Monday night, President Reuven Rivlin announced that he had received a message from PM Benjamin Netanyahu that he was returning his mandate to the president because he could not form a government. In accordance with the provisions of Basic Law: Government, the director of the Presidential Residence Harel Tubi will inform all the Knesset faction heads that the president intends very soon to pass the mandate to assemble a coalition government to Blue&White chairman Benny Gantz, giving him 28 days for the task.
Gantz said he would meet with the rightwing bloc factions, and people in Ayelet Shaked’s circle have said she would not boycott such a meeting, but make it clear that the negotiations must be made with the entire bloc, and that the only acceptable option is the president’s suggestion of a rotation government with the rightwing block, including Likud and Blue&White.
That’s not happening.
Shas Chairman Aryeh Deri said he would not negotiate with Blue&White, but would consider coming to a meeting with Gantz in the coming days out of courtesy. United Torah Judaism Chairman Yaakov Litzman said that only Likud ministers Yariv Levin and Ze’ev Elkin are conducting negotiations on behalf of the rightwing factions.
In his statement to the factions, Director Tubi will announce that a faction seeking to make its position known to the president before he gives the mandate to MK Gantz, can do so according to the stipulations of the law, within three days of Netanyahu’s returning the mandate.
The major player in the next 28 days, other than Gantz, is Israel Beiteinu chairman Avigdor Liberman, who can make or break a Gantz government. Gantz should be able to present a minority government with his own party (33 seats) and Labor (6), with the support of the Joint Arab List (13) and Meretz (5) – 57 seats altogether. Such a government would be strong enough to overcome a rightwing bloc (55) No vote, as long as Israel Beiteinu (8) does not vote against it.
It would be a very weak government, which would depend for every move on the support of non-members: the Arabs, Liberman and Meretz. But the purpose of a Gantz government is not to pass legislation, but to destroy Netanyahu.

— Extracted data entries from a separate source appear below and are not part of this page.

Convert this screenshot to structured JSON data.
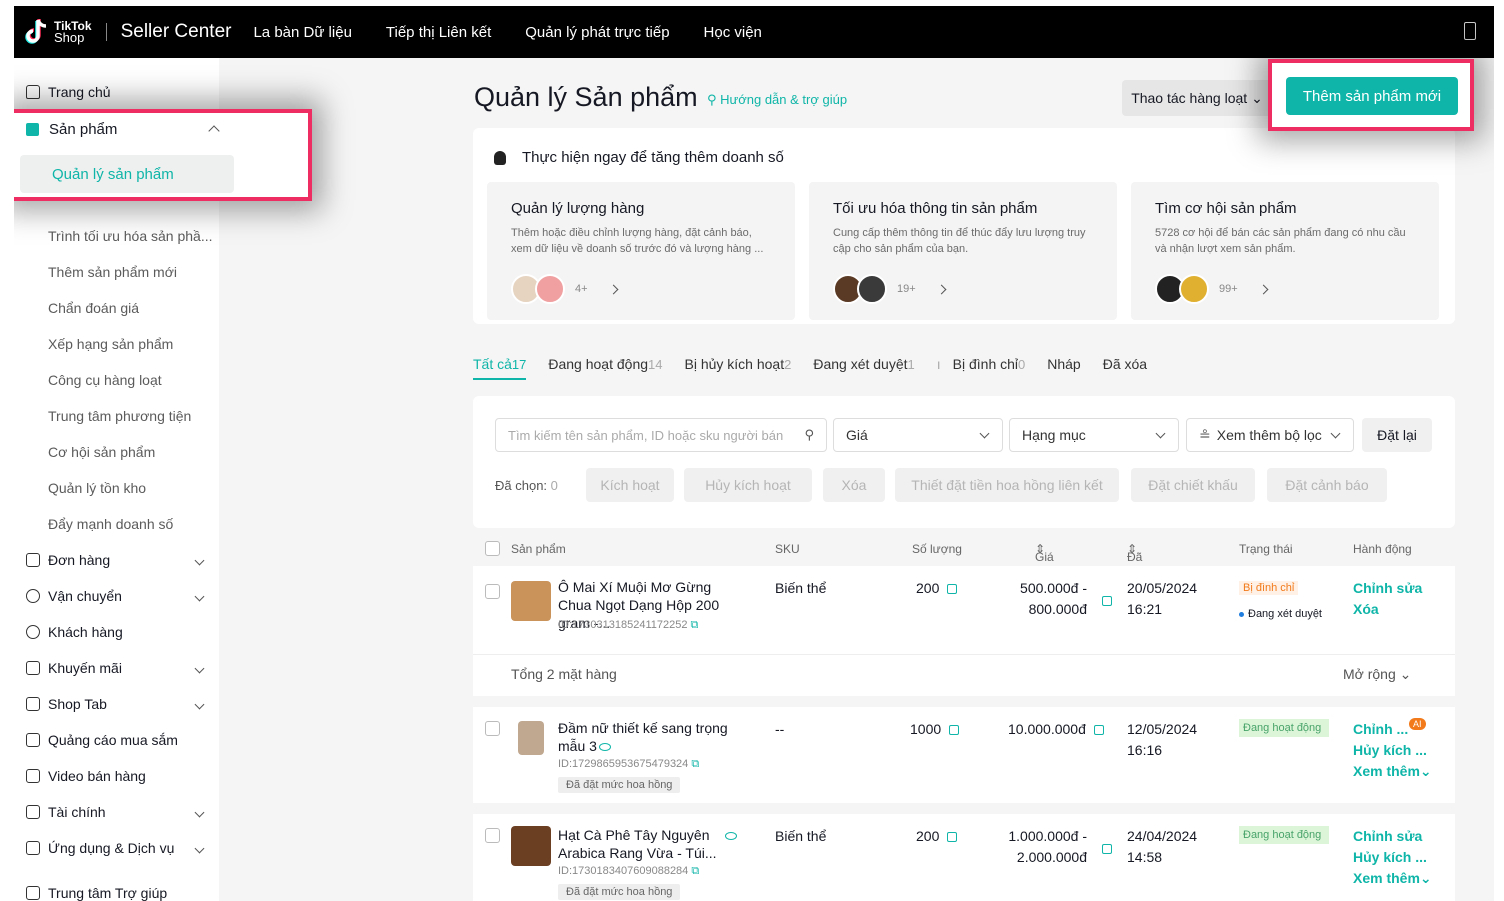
{
  "topbar": {
    "logo_line1": "TikTok",
    "logo_line2": "Shop",
    "brand": "Seller Center",
    "nav": [
      "La bàn Dữ liệu",
      "Tiếp thị Liên kết",
      "Quản lý phát trực tiếp",
      "Học viện"
    ]
  },
  "sidebar": {
    "home": "Trang chủ",
    "products": "Sản phẩm",
    "product_manage": "Quản lý sản phẩm",
    "sub_items": [
      "Trình tối ưu hóa sản phầ...",
      "Thêm sản phẩm mới",
      "Chẩn đoán giá",
      "Xếp hạng sản phẩm",
      "Công cụ hàng loạt",
      "Trung tâm phương tiện",
      "Cơ hội sản phẩm",
      "Quản lý tồn kho",
      "Đẩy mạnh doanh số"
    ],
    "sections": [
      "Đơn hàng",
      "Vận chuyển",
      "Khách hàng",
      "Khuyến mãi",
      "Shop Tab",
      "Quảng cáo mua sắm",
      "Video bán hàng",
      "Tài chính",
      "Ứng dụng & Dịch vụ",
      "Trung tâm Trợ giúp"
    ]
  },
  "header": {
    "title": "Quản lý Sản phẩm",
    "help": "Hướng dẫn & trợ giúp",
    "bulk": "Thao tác hàng loạt",
    "add_product": "Thêm sản phẩm mới"
  },
  "tips": {
    "title": "Thực hiện ngay để tăng thêm doanh số",
    "cards": [
      {
        "title": "Quản lý lượng hàng",
        "desc": "Thêm hoặc điều chỉnh lượng hàng, đặt cảnh báo, xem dữ liệu về doanh số trước đó và lượng hàng ...",
        "count": "4+"
      },
      {
        "title": "Tối ưu hóa thông tin sản phẩm",
        "desc": "Cung cấp thêm thông tin để thúc đẩy lưu lượng truy cập cho sản phẩm của bạn.",
        "count": "19+"
      },
      {
        "title": "Tìm cơ hội sản phẩm",
        "desc": "5728 cơ hội để bán các sản phẩm đang có nhu cầu và nhận lượt xem sản phẩm.",
        "count": "99+"
      }
    ]
  },
  "tabs": [
    {
      "label": "Tất cả",
      "count": "17"
    },
    {
      "label": "Đang hoạt động",
      "count": "14"
    },
    {
      "label": "Bị hủy kích hoạt",
      "count": "2"
    },
    {
      "label": "Đang xét duyệt",
      "count": "1"
    },
    {
      "label": "Bị đình chỉ",
      "count": "0"
    },
    {
      "label": "Nháp",
      "count": ""
    },
    {
      "label": "Đã xóa",
      "count": ""
    }
  ],
  "filters": {
    "search_placeholder": "Tìm kiếm tên sản phẩm, ID hoặc sku người bán",
    "price": "Giá",
    "category": "Hạng mục",
    "more": "Xem thêm bộ lọc",
    "reset": "Đặt lại",
    "selected": "Đã chọn: ",
    "selected_count": "0",
    "bulk_actions": [
      "Kích hoạt",
      "Hủy kích hoạt",
      "Xóa",
      "Thiết đặt tiền hoa hồng liên kết",
      "Đặt chiết khấu",
      "Đặt cảnh báo"
    ]
  },
  "table": {
    "headers": [
      "Sản phẩm",
      "SKU",
      "Số lượng",
      "Giá bán lẻ",
      "Đã cập nhật",
      "Trạng thái",
      "Hành động"
    ],
    "group_total": "Tổng 2 mặt hàng",
    "expand": "Mở rộng",
    "rows": [
      {
        "name": "Ô Mai Xí Muội Mơ Gừng Chua Ngọt Dạng Hộp 200 gram -...",
        "id": "ID:1730313185241172252",
        "sku": "Biến thể",
        "qty": "200",
        "price": "500.000đ -\n800.000đ",
        "updated": "20/05/2024\n16:21",
        "status1": "Bị đình chỉ",
        "status2": "Đang xét duyệt",
        "actions": [
          "Chỉnh sửa",
          "Xóa"
        ]
      },
      {
        "name": "Đầm nữ thiết kế sang trọng mẫu 3",
        "id": "ID:1729865953675479324",
        "tag": "Đã đặt mức hoa hồng",
        "sku": "--",
        "qty": "1000",
        "price": "10.000.000đ",
        "updated": "12/05/2024\n16:16",
        "status1": "Đang hoạt động",
        "actions": [
          "Chỉnh ...",
          "Hủy kích ...",
          "Xem thêm"
        ],
        "ai": "AI"
      },
      {
        "name": "Hạt Cà Phê Tây Nguyên Arabica Rang Vừa - Túi...",
        "id": "ID:1730183407609088284",
        "tag": "Đã đặt mức hoa hồng",
        "sku": "Biến thể",
        "qty": "200",
        "price": "1.000.000đ -\n2.000.000đ",
        "updated": "24/04/2024\n14:58",
        "status1": "Đang hoạt động",
        "actions": [
          "Chỉnh sửa",
          "Hủy kích ...",
          "Xem thêm"
        ]
      }
    ]
  },
  "colors": {
    "accent": "#0fb5a8",
    "highlight": "#ee2d63"
  }
}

Not being at the helm would mean that, should there be criminal indictments against him, Netanyahu would not enjoy the protection afforded him by his government position. It would also mean that the Knesset would not offer him shelter from prosecution. And, finally: with a Blue&White House Speaker overseeing the Knesset sessions (most likely MK Meir Cohen, former mayor of Dimona and a Yair Lapid follower), the rightwing legislative agenda would be doomed.
This scenario could be stopped only if Liberman’s party actively votes against the Gantz government, which is not in the cards.
Blue&White has already made it clear that their only goal for now is replacing Netanyahu, in the way they have been treating Meretz, which is eager to join the government after spending two decades in the cold. Democratic Camp (Meretz) Chairman Nitzan Horowitz Tweeted: “Congratulations to Gantz for receiving the mandate! The Democratic camp aims to be part of his government, a government of change that will stop incitement and racism, strive for peace, and promote social justice. It’s time.”
But Horowitz is not going to see the inside of Gantz’s cabinet room, unless he joins a tour group. Because Gantz’s first and foremost goal is to overthrow Netanyahu, so expect a minority government – until the time Netanyahu, now in his 70s (as of Monday) – disappears from the political map, either in court, or by an internal coup in the Likud, at which point Gantz and the emerging new Likud leader would discuss a broad government coalition.